Checks sequences of bytes on drives/files to see if they're valid Bitcoin private keys. Tests against an address database for validity.
Usage: keycarver <COMMAND>
Commands:
index-build Build an address index from a directory of block files
index-query Query the address index for a BitCoin p2pkh address
scan-raw Scan by testing keys for every 32-byte sequence in the file
help Print this message or the help of the given subcommand(s)
Options:
-h, --help Print help
-V, --version Print version
- If a private key exists in big-endian format as a contiguous sequence of bytes, and that private key simply corresponds to a known address, then this approach may serve you.
- Runs at around 300k keys/sec on a 5975WX (32 cores).
- Memory-mapped file access, O(1) address validation through an over-engineered PKH index.
- This is a low-level, brute-force approach that will work for some very old keys (pre-2012), as was my use-case.
- Experimental support for HD wallets (BIP-0032) on the feature branch.
- Still very slow for large drives, works best with images of old USB drives.
- No awareness of wallet formats. Consider btc-recover.
- No GPU acceleration.
- No support from this maintainer.
I had downtime, and a stack of dusty USB drives taking up space in a junk drawer.
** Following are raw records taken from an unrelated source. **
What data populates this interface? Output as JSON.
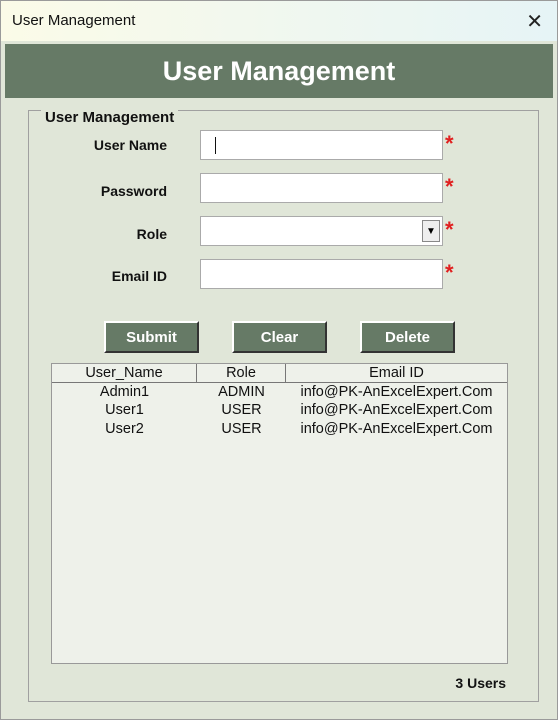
{
  "window": {
    "title": "User Management",
    "close_icon": "close-icon"
  },
  "header": {
    "title": "User Management"
  },
  "form": {
    "legend": "User Management",
    "fields": [
      {
        "label": "User Name",
        "value": ""
      },
      {
        "label": "Password",
        "value": ""
      },
      {
        "label": "Role",
        "value": ""
      },
      {
        "label": "Email ID",
        "value": ""
      }
    ],
    "required_marker": "*"
  },
  "buttons": {
    "submit": "Submit",
    "clear": "Clear",
    "delete": "Delete"
  },
  "table": {
    "columns": [
      "User_Name",
      "Role",
      "Email ID"
    ],
    "rows": [
      [
        "Admin1",
        "ADMIN",
        "info@PK-AnExcelExpert.Com"
      ],
      [
        "User1",
        "USER",
        "info@PK-AnExcelExpert.Com"
      ],
      [
        "User2",
        "USER",
        "info@PK-AnExcelExpert.Com"
      ]
    ]
  },
  "status": {
    "count": "3 Users"
  },
  "colors": {
    "accent": "#667a66",
    "background": "#e0e6d8",
    "required": "#e02020"
  }
}
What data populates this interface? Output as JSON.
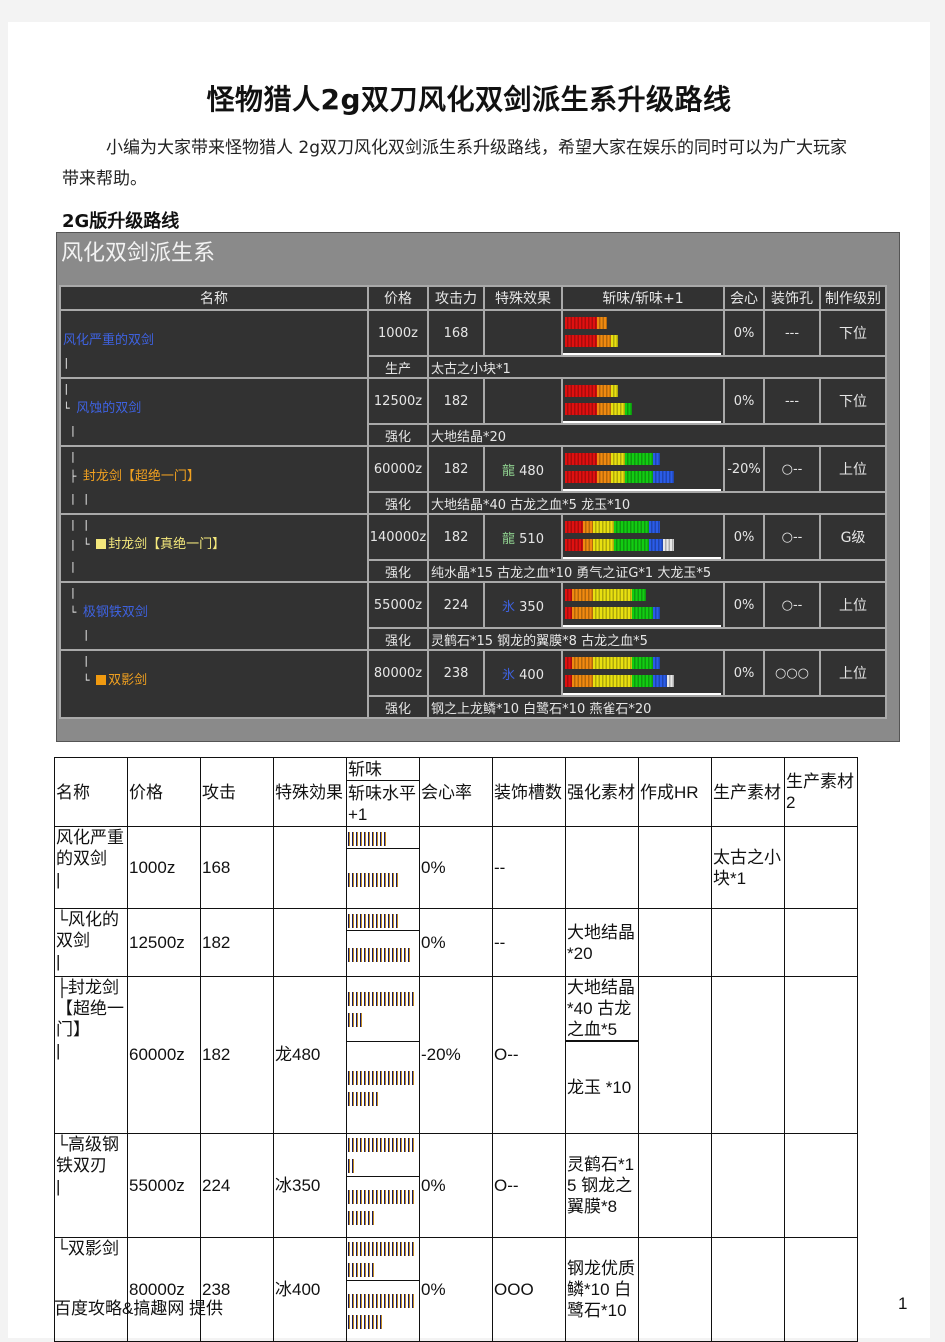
{
  "document": {
    "title": "怪物猎人2g双刀风化双剑派生系升级路线",
    "intro": "小编为大家带来怪物猎人 2g双刀风化双剑派生系升级路线，希望大家在娱乐的同时可以为广大玩家带来帮助。",
    "section_heading": "2G版升级路线",
    "footer_left": "百度攻略&搞趣网 提供",
    "page_number": "1"
  },
  "game_table": {
    "title": "风化双剑派生系",
    "headers": [
      "名称",
      "价格",
      "攻击力",
      "特殊效果",
      "斩味/斩味+1",
      "会心",
      "装饰孔",
      "制作级别"
    ],
    "rows": [
      {
        "tree_top": "",
        "tree_prefix": "",
        "name": "风化严重的双剑",
        "name_color": "blue",
        "name_marker": "",
        "tree_bottom": "|",
        "price": "1000z",
        "attack": "168",
        "element_label": "",
        "element_value": "",
        "sharpness": [
          {
            "red": 9,
            "orange": 3
          },
          {
            "red": 9,
            "orange": 4,
            "yellow": 2
          }
        ],
        "affinity": "0%",
        "affinity_negative": false,
        "slots": "---",
        "rank": "下位",
        "material_label": "生产",
        "material_label_type": "produce",
        "materials": "太古之小块*1"
      },
      {
        "tree_top": "|",
        "tree_prefix": "└ ",
        "name": "风蚀的双剑",
        "name_color": "blue",
        "name_marker": "",
        "tree_bottom": " |",
        "price": "12500z",
        "attack": "182",
        "element_label": "",
        "element_value": "",
        "sharpness": [
          {
            "red": 9,
            "orange": 4,
            "yellow": 2
          },
          {
            "red": 9,
            "orange": 4,
            "yellow": 4,
            "green": 2
          }
        ],
        "affinity": "0%",
        "affinity_negative": false,
        "slots": "---",
        "rank": "下位",
        "material_label": "强化",
        "material_label_type": "upgrade",
        "materials": "大地结晶*20"
      },
      {
        "tree_top": " |",
        "tree_prefix": " ├ ",
        "name": "封龙剑【超绝一门】",
        "name_color": "orange",
        "name_marker": "",
        "tree_bottom": " | |",
        "price": "60000z",
        "attack": "182",
        "element_label": "龍",
        "element_value": "480",
        "element_type": "dragon",
        "sharpness": [
          {
            "red": 9,
            "orange": 4,
            "yellow": 4,
            "green": 8,
            "blue": 2
          },
          {
            "red": 9,
            "orange": 4,
            "yellow": 4,
            "green": 8,
            "blue": 6
          }
        ],
        "affinity": "-20%",
        "affinity_negative": true,
        "slots": "○--",
        "rank": "上位",
        "material_label": "强化",
        "material_label_type": "upgrade",
        "materials": "大地结晶*40 古龙之血*5 龙玉*10"
      },
      {
        "tree_top": " | |",
        "tree_prefix": " | └ ",
        "name": "封龙剑【真绝一门】",
        "name_color": "yellow",
        "name_marker": "#f4e87c",
        "tree_bottom": " |",
        "price": "140000z",
        "attack": "182",
        "element_label": "龍",
        "element_value": "510",
        "element_type": "dragon",
        "sharpness": [
          {
            "red": 5,
            "orange": 3,
            "yellow": 6,
            "green": 10,
            "blue": 3
          },
          {
            "red": 5,
            "orange": 3,
            "yellow": 6,
            "green": 10,
            "blue": 4,
            "white": 3
          }
        ],
        "affinity": "0%",
        "affinity_negative": false,
        "slots": "○--",
        "rank": "G级",
        "material_label": "强化",
        "material_label_type": "upgrade",
        "materials": "纯水晶*15 古龙之血*10 勇气之证G*1 大龙玉*5"
      },
      {
        "tree_top": " |",
        "tree_prefix": " └ ",
        "name": "极钢铁双剑",
        "name_color": "blue",
        "name_marker": "",
        "tree_bottom": "   |",
        "price": "55000z",
        "attack": "224",
        "element_label": "氷",
        "element_value": "350",
        "element_type": "ice",
        "sharpness": [
          {
            "red": 2,
            "orange": 6,
            "yellow": 11,
            "green": 4
          },
          {
            "red": 2,
            "orange": 6,
            "yellow": 11,
            "green": 6,
            "blue": 2
          }
        ],
        "affinity": "0%",
        "affinity_negative": false,
        "slots": "○--",
        "rank": "上位",
        "material_label": "强化",
        "material_label_type": "upgrade",
        "materials": "灵鹤石*15 钢龙的翼膜*8 古龙之血*5"
      },
      {
        "tree_top": "   |",
        "tree_prefix": "   └ ",
        "name": "双影剑",
        "name_color": "orange",
        "name_marker": "#f09a10",
        "tree_bottom": "",
        "price": "80000z",
        "attack": "238",
        "element_label": "氷",
        "element_value": "400",
        "element_type": "ice",
        "sharpness": [
          {
            "red": 2,
            "orange": 6,
            "yellow": 11,
            "green": 6,
            "blue": 2
          },
          {
            "red": 2,
            "orange": 6,
            "yellow": 11,
            "green": 6,
            "blue": 4,
            "white": 2
          }
        ],
        "affinity": "0%",
        "affinity_negative": false,
        "slots": "○○○",
        "rank": "上位",
        "material_label": "强化",
        "material_label_type": "upgrade",
        "materials": "钢之上龙鳞*10 白鹭石*10 燕雀石*20"
      }
    ],
    "sharpness_colors": {
      "red": "#e01010",
      "orange": "#f08a10",
      "yellow": "#e8e010",
      "green": "#12cc12",
      "blue": "#2a5ce8",
      "white": "#e8e8e8"
    }
  },
  "text_table": {
    "headers": {
      "name": "名称",
      "price": "价格",
      "attack": "攻击",
      "special": "特殊効果",
      "sharpness": "斩味",
      "sharpness_plus": "斩味水平+1",
      "affinity": "会心率",
      "slots": "装饰槽数",
      "upgrade": "强化素材",
      "hr": "作成HR",
      "produce1": "生产素材",
      "produce2": "生产素材2"
    },
    "rows": [
      {
        "name": "风化严重的双剑\n|",
        "price": "1000z",
        "attack": "168",
        "special": "",
        "sharp_ticks": 10,
        "sharp_plus_ticks": 13,
        "affinity": "0%",
        "slots": "--",
        "upgrade": "",
        "upgrade2": "",
        "hr": "",
        "produce1": "太古之小块*1",
        "produce2": ""
      },
      {
        "name": "└风化的双剑\n|",
        "price": "12500z",
        "attack": "182",
        "special": "",
        "sharp_ticks": 13,
        "sharp_plus_ticks": 16,
        "affinity": "0%",
        "slots": "--",
        "upgrade": "大地结晶*20",
        "upgrade2": "",
        "hr": "",
        "produce1": "",
        "produce2": ""
      },
      {
        "name": "├封龙剑【超绝一门】\n|",
        "price": "60000z",
        "attack": "182",
        "special": "龙480",
        "sharp_ticks": 21,
        "sharp_plus_ticks": 25,
        "affinity": "-20%",
        "slots": "O--",
        "upgrade": "大地结晶*40 古龙之血*5",
        "upgrade2": "龙玉 *10",
        "hr": "",
        "produce1": "",
        "produce2": ""
      },
      {
        "name": "└高级钢铁双刃\n|",
        "price": "55000z",
        "attack": "224",
        "special": "冰350",
        "sharp_ticks": 19,
        "sharp_plus_ticks": 24,
        "affinity": "0%",
        "slots": "O--",
        "upgrade": "灵鹤石*15 钢龙之翼膜*8",
        "upgrade2": "",
        "hr": "",
        "produce1": "",
        "produce2": ""
      },
      {
        "name": "└双影剑",
        "price": "80000z",
        "attack": "238",
        "special": "冰400",
        "sharp_ticks": 24,
        "sharp_plus_ticks": 26,
        "affinity": "0%",
        "slots": "OOO",
        "upgrade": "钢龙优质鳞*10 白鹭石*10",
        "upgrade2": "",
        "hr": "",
        "produce1": "",
        "produce2": ""
      }
    ]
  }
}
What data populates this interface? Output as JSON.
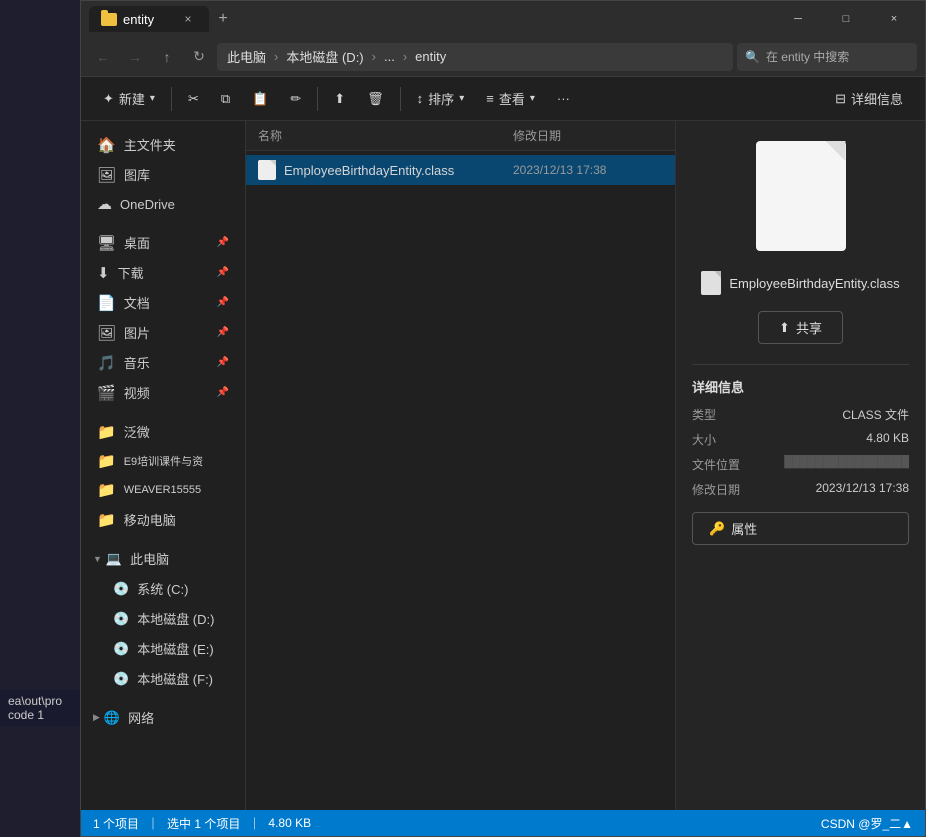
{
  "window": {
    "title": "entity",
    "tab_label": "entity",
    "close_label": "×",
    "new_tab_label": "+",
    "minimize_label": "─",
    "maximize_label": "□",
    "window_close_label": "×"
  },
  "nav": {
    "back_icon": "←",
    "forward_icon": "→",
    "up_icon": "↑",
    "refresh_icon": "↻",
    "path_segments": [
      "此电脑",
      "本地磁盘 (D:)",
      "...",
      "entity"
    ],
    "search_placeholder": "在 entity 中搜索"
  },
  "toolbar": {
    "new_label": "✦ 新建",
    "new_arrow": "∨",
    "cut_icon": "✂",
    "copy_icon": "⧉",
    "paste_icon": "⬜",
    "rename_icon": "✎",
    "share_icon": "⬆",
    "delete_icon": "🗑",
    "sort_label": "排序",
    "view_label": "查看",
    "more_icon": "···",
    "details_label": "详细信息"
  },
  "sidebar": {
    "items": [
      {
        "icon": "🏠",
        "label": "主文件夹",
        "pin": false
      },
      {
        "icon": "🖼",
        "label": "图库",
        "pin": false
      },
      {
        "icon": "☁",
        "label": "OneDrive",
        "pin": false
      },
      {
        "icon": "🖥",
        "label": "桌面",
        "pin": true
      },
      {
        "icon": "⬇",
        "label": "下载",
        "pin": true
      },
      {
        "icon": "📄",
        "label": "文档",
        "pin": true
      },
      {
        "icon": "🖼",
        "label": "图片",
        "pin": true
      },
      {
        "icon": "🎵",
        "label": "音乐",
        "pin": true
      },
      {
        "icon": "🎬",
        "label": "视频",
        "pin": true
      },
      {
        "icon": "📁",
        "label": "泛微",
        "pin": false
      },
      {
        "icon": "📁",
        "label": "E9培训课件与资",
        "pin": false
      },
      {
        "icon": "📁",
        "label": "WEAVER15555",
        "pin": false
      },
      {
        "icon": "📁",
        "label": "移动电脑",
        "pin": false
      }
    ],
    "this_pc": {
      "label": "此电脑",
      "icon": "💻",
      "drives": [
        {
          "icon": "💿",
          "label": "系统 (C:)"
        },
        {
          "icon": "💿",
          "label": "本地磁盘 (D:)"
        },
        {
          "icon": "💿",
          "label": "本地磁盘 (E:)"
        },
        {
          "icon": "💿",
          "label": "本地磁盘 (F:)"
        }
      ]
    },
    "network": {
      "label": "网络",
      "icon": "🌐"
    }
  },
  "file_list": {
    "col_name": "名称",
    "col_date": "修改日期",
    "files": [
      {
        "name": "EmployeeBirthdayEntity.class",
        "date": "2023/12/13 17:38",
        "selected": true
      }
    ]
  },
  "detail_panel": {
    "file_name": "EmployeeBirthdayEntity.class",
    "share_label": "共享",
    "info_title": "详细信息",
    "fields": [
      {
        "label": "类型",
        "value": "CLASS 文件"
      },
      {
        "label": "大小",
        "value": "4.80 KB"
      },
      {
        "label": "文件位置",
        "value": "████████████████"
      },
      {
        "label": "修改日期",
        "value": "2023/12/13 17:38"
      }
    ],
    "attr_label": "属性"
  },
  "status_bar": {
    "count_text": "1 个项目",
    "selected_text": "选中 1 个项目",
    "size_text": "4.80 KB",
    "right_text": "CSDN @罗_二▲"
  },
  "terminal": {
    "line1": "ea\\out\\pro",
    "line2": " code 1"
  }
}
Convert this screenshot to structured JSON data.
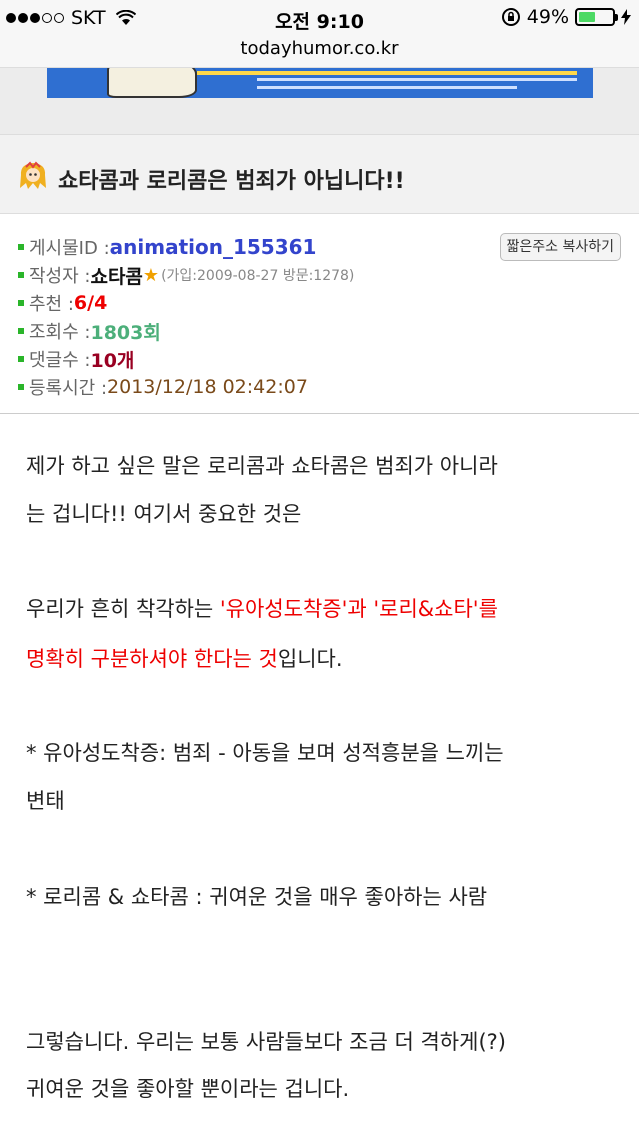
{
  "status_bar": {
    "carrier": "SKT",
    "time": "오전 9:10",
    "battery_percent": "49%",
    "battery_level": 0.49
  },
  "url_bar": {
    "url": "todayhumor.co.kr"
  },
  "post": {
    "title": "쇼타콤과 로리콤은 범죄가 아닙니다!!",
    "copy_button": "짧은주소 복사하기",
    "info": {
      "id_label": "게시물ID : ",
      "id_value": "animation_155361",
      "author_label": "작성자 : ",
      "author_value": "쇼타콤",
      "author_star": "★",
      "author_meta": "(가입:2009-08-27 방문:1278)",
      "recommend_label": "추천 : ",
      "recommend_value": "6/4",
      "views_label": "조회수 : ",
      "views_value": "1803회",
      "comments_label": "댓글수 : ",
      "comments_value": "10개",
      "date_label": "등록시간 : ",
      "date_value": "2013/12/18 02:42:07"
    },
    "body": {
      "p1_line1": "제가 하고 싶은 말은 로리콤과 쇼타콤은 범죄가 아니라",
      "p1_line2": "는 겁니다!! 여기서 중요한 것은",
      "p2_line1_a": "우리가 흔히 착각하는 ",
      "p2_line1_b": "'유아성도착증'과 '로리&쇼타'를",
      "p2_line2_a": "명확히 구분하셔야 한다는 것",
      "p2_line2_b": "입니다.",
      "p3_line1": " * 유아성도착증: 범죄 - 아동을 보며 성적흥분을 느끼는",
      "p3_line2": "변태",
      "p4_line1": " * 로리콤 & 쇼타콤 : 귀여운 것을 매우 좋아하는 사람",
      "p5_line1": "그렇습니다. 우리는 보통 사람들보다 조금 더 격하게(?)",
      "p5_line2": "귀여운 것을 좋아할 뿐이라는 겁니다."
    }
  }
}
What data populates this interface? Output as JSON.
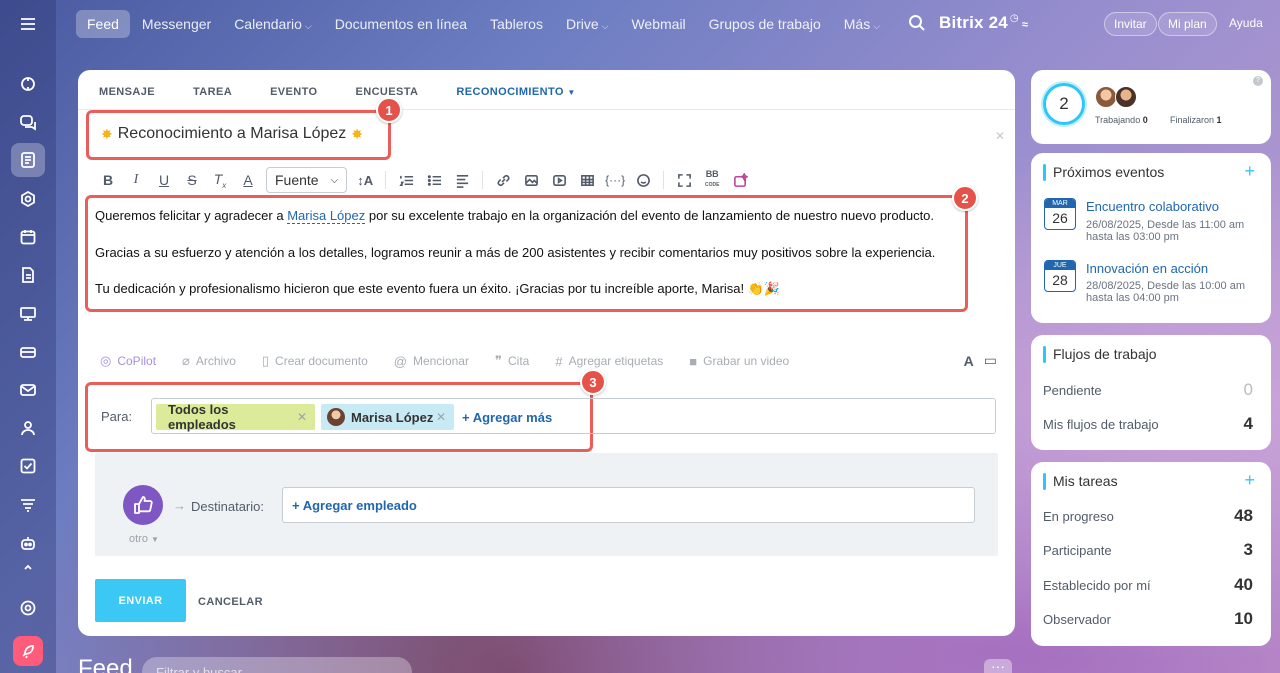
{
  "topbar": {
    "nav": [
      {
        "label": "Feed"
      },
      {
        "label": "Messenger"
      },
      {
        "label": "Calendario"
      },
      {
        "label": "Documentos en línea"
      },
      {
        "label": "Tableros"
      },
      {
        "label": "Drive"
      },
      {
        "label": "Webmail"
      },
      {
        "label": "Grupos de trabajo"
      },
      {
        "label": "Más"
      }
    ],
    "brand": "Bitrix 24",
    "invite": "Invitar",
    "plan": "Mi plan",
    "help": "Ayuda"
  },
  "composer": {
    "tabs": [
      "MENSAJE",
      "TAREA",
      "EVENTO",
      "ENCUESTA",
      "RECONOCIMIENTO"
    ],
    "title": "Reconocimiento a Marisa López",
    "font_select": "Fuente",
    "body": {
      "p1_pre": "Queremos felicitar y agradecer a ",
      "p1_mention": "Marisa López",
      "p1_post": " por su excelente trabajo en la organización del evento de lanzamiento de nuestro nuevo producto.",
      "p2": "Gracias a su esfuerzo y atención a los detalles, logramos reunir a más de 200 asistentes y recibir comentarios muy positivos sobre la experiencia.",
      "p3": "Tu dedicación y profesionalismo hicieron que este evento fuera un éxito. ¡Gracias por tu increíble aporte, Marisa! 👏🎉"
    },
    "actions": [
      "CoPilot",
      "Archivo",
      "Crear documento",
      "Mencionar",
      "Cita",
      "Agregar etiquetas",
      "Grabar un video"
    ],
    "to_label": "Para:",
    "recipients": [
      "Todos los empleados",
      "Marisa López"
    ],
    "add_more": "+ Agregar más",
    "recipient_label": "Destinatario:",
    "add_employee": "+ Agregar empleado",
    "badge_type": "otro",
    "send": "ENVIAR",
    "cancel": "CANCELAR",
    "callouts": [
      "1",
      "2",
      "3"
    ]
  },
  "feed": {
    "title": "Feed",
    "search_placeholder": "Filtrar y buscar"
  },
  "sidebar": {
    "status": {
      "count": "2",
      "working_label": "Trabajando",
      "working_value": "0",
      "finished_label": "Finalizaron",
      "finished_value": "1"
    },
    "events": {
      "title": "Próximos eventos",
      "items": [
        {
          "month": "MAR",
          "day": "26",
          "name": "Encuentro colaborativo",
          "when": "26/08/2025, Desde las 11:00 am hasta las 03:00 pm"
        },
        {
          "month": "JUE",
          "day": "28",
          "name": "Innovación en acción",
          "when": "28/08/2025, Desde las 10:00 am hasta las 04:00 pm"
        }
      ]
    },
    "workflows": {
      "title": "Flujos de trabajo",
      "rows": [
        {
          "label": "Pendiente",
          "value": "0"
        },
        {
          "label": "Mis flujos de trabajo",
          "value": "4"
        }
      ]
    },
    "tasks": {
      "title": "Mis tareas",
      "rows": [
        {
          "label": "En progreso",
          "value": "48"
        },
        {
          "label": "Participante",
          "value": "3"
        },
        {
          "label": "Establecido por mí",
          "value": "40"
        },
        {
          "label": "Observador",
          "value": "10"
        }
      ]
    }
  },
  "colors": {
    "accent": "#2fc6f6",
    "link": "#2067b0",
    "callout": "#e85e5a",
    "send": "#3bc8f5"
  }
}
I'd lost track of some old wallets a while back, and had a suspicion one of these keys might contain a backup.
I'd (helpfully?) formatted these 4GB USB keys, but hadn't zeroed the free-space. So I imaged the drives using ddrescue and got to work. Traditional file-carving using photorec was throwing up a lot of false-positives for wallets (BerkeleyDB, SQLite, etc). So I settled on the approach of brute-forcing it. If the sequence of SK bytes was on disk somewhere, I'd find it.
I set up a bitcoin full node to download all the blocks, and started writing code. Good news, I was able to recover previously lost keys, even if they did correspond to empty wallets.
This program reads a disk image and tests every possible sequence of bytes as a candidate Bitcoin private key. It does this by reading using a sliding window 32 bytes long (assuming byte-alignment for 256-bit private keys) and generates candidate keys. Each candidate key is tested to see if it fits secp256k1 curve order, then converted to a public key, then to a public key hash (PKH). The PKHs are then checked against an address database populated ahead of time by scanning the blockchain for PK2PKH transactions.
Given the number of known PKHs, I spent a bit of time making the lookup fast. The address building routine constructs a minimal perfect hash function that converts a PKH to an offset in the index. With a memory-mapped address index, this permits parallel O(1) lookups.
Additionally, there's a cost to the SK -> PK -> PKH process, so I make use of an LRU cache.
For the data on my drives this resulted in a big speedup.
IO is about the only thing not parallelized, and represents a bit of a trade-off.
This could be made faster with GPU acceleration of the secp256k1 SK to PK, and the RIPEMD160(SHA256(PK)), but it was fast enough for my purposes.
- Fork and enjoy.
- If this helps you uncover a massive treasure trove, I'll happily accept a few LBMA Good Delivery gold bars by way of thanks.